Yeah, we got a front row seat
Oh, to a life that can't be beat
Right here on easy street

[Chorus]
It's our moment in the sun
And it's only just begunIt's time to have a little fun
And we're inviting you to come and see why you should be
On easy street

Yeah, we got a front row seat
Oh, to a life that can't be beat
Right here on easy street'Cause the world is 'bout a treat
When you're on easy street

 Confused as to who the hell this Sherry woman is, who keeps talking to Daryl? I don't blame you I've seen every episode and I barely remembered her.

As I mentioned earlier, she popped up with Daryl and her diabetic sister Tina in Always Accountable. The trio encountered Daryl in the woods, stole his bike and weapons and left him for dead.

 Last season we were introduced to Dr. Carson, who lived in the Hilltop community. Apparently the Sanctuary has its own Dr. Carson as well, who's a completely different person. Confusing!

This sort of happened in the comics as well, as Harlan Carson was the Hilltop's doctor, while his brother Carson (who never got a first name) lived in the Sanctuary and worked as Negan's assistant.

 This episode, which introduces the Sanctuary, is a huge departure from the comic.

See, in the comic we got to see the inner workings of the Sanctuary when Carl, or all characters, stowed away on a supply truck and was discovered by Negan.
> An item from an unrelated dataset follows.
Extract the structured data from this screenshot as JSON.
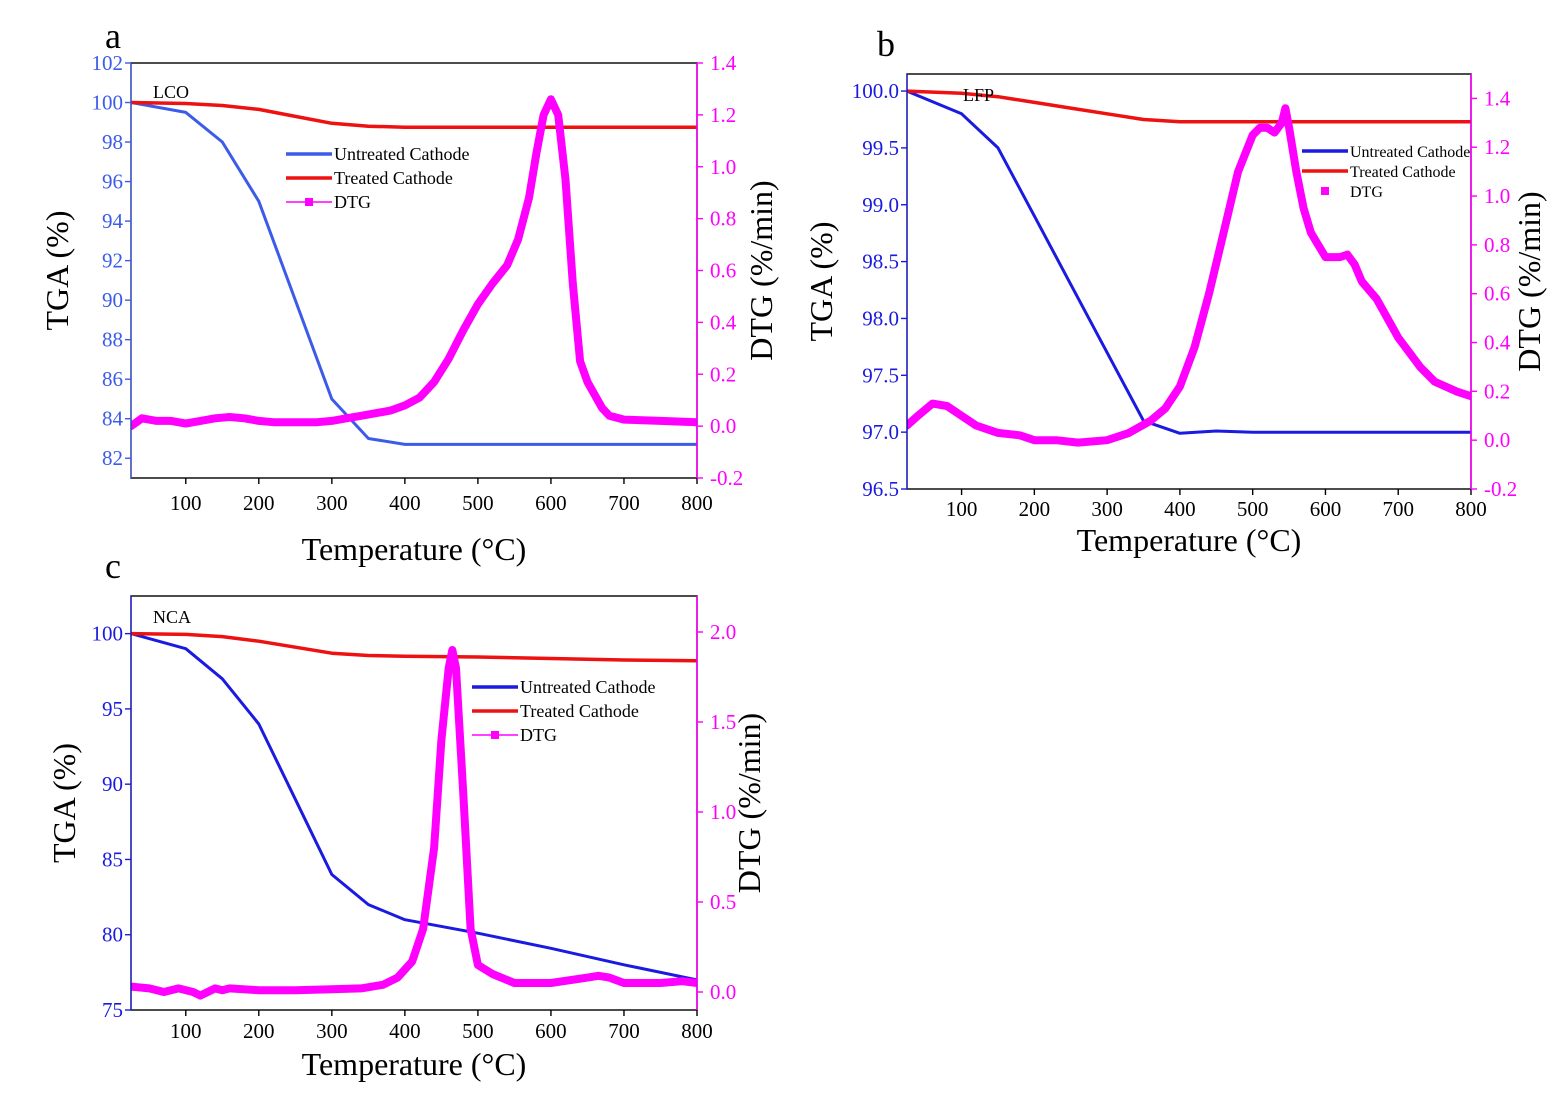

He was apparently taken with the lad, and gave him a grand tour of the place before returning him to Rick.

It appears the writers are grafting this storyline onto Daryl for some reason. Probably because they can't think of anything else to do with him.

This is going to cause problems down the line, because in the comic, this meeting between Carl and Negan lays the foundation for their student/mentor relationship many episodes from now.

 Dwight ventures into the wilderness to bring back an escapee from the Sanctuary. Along the way, he's badly hurt, to the point where he can barely hobble along. His bike is also ruined. 

And yet despite all those obstacles, he somehow manages to drag the escapee's dead body all the way back to the Sanctuary, where it becomes a guard walker. Nope! I ain't buying it!

Did he fix the motorcycle, then tie the walker to the back and drag it to the Sanctuary? Did he wait till the dead escapee turned and then stay just out of its reach, slowly luring it back? Did he wire its mouth shut and sling it over his back like a fireman? 

 In this episode we find out that Dwight tried to escape the Sanctuary, but ended up returning when he found life outside the walls too hard. Negan punished Dwight for his effrontery by pressing a red hot iron onto the side of his face. Yowch!

If you look closely, there's actually a little homage to this event in the opening credits. When Jeffrey Dean Morgan's name appears, there's a brief shot of an iron resting in an open furnace. Fun!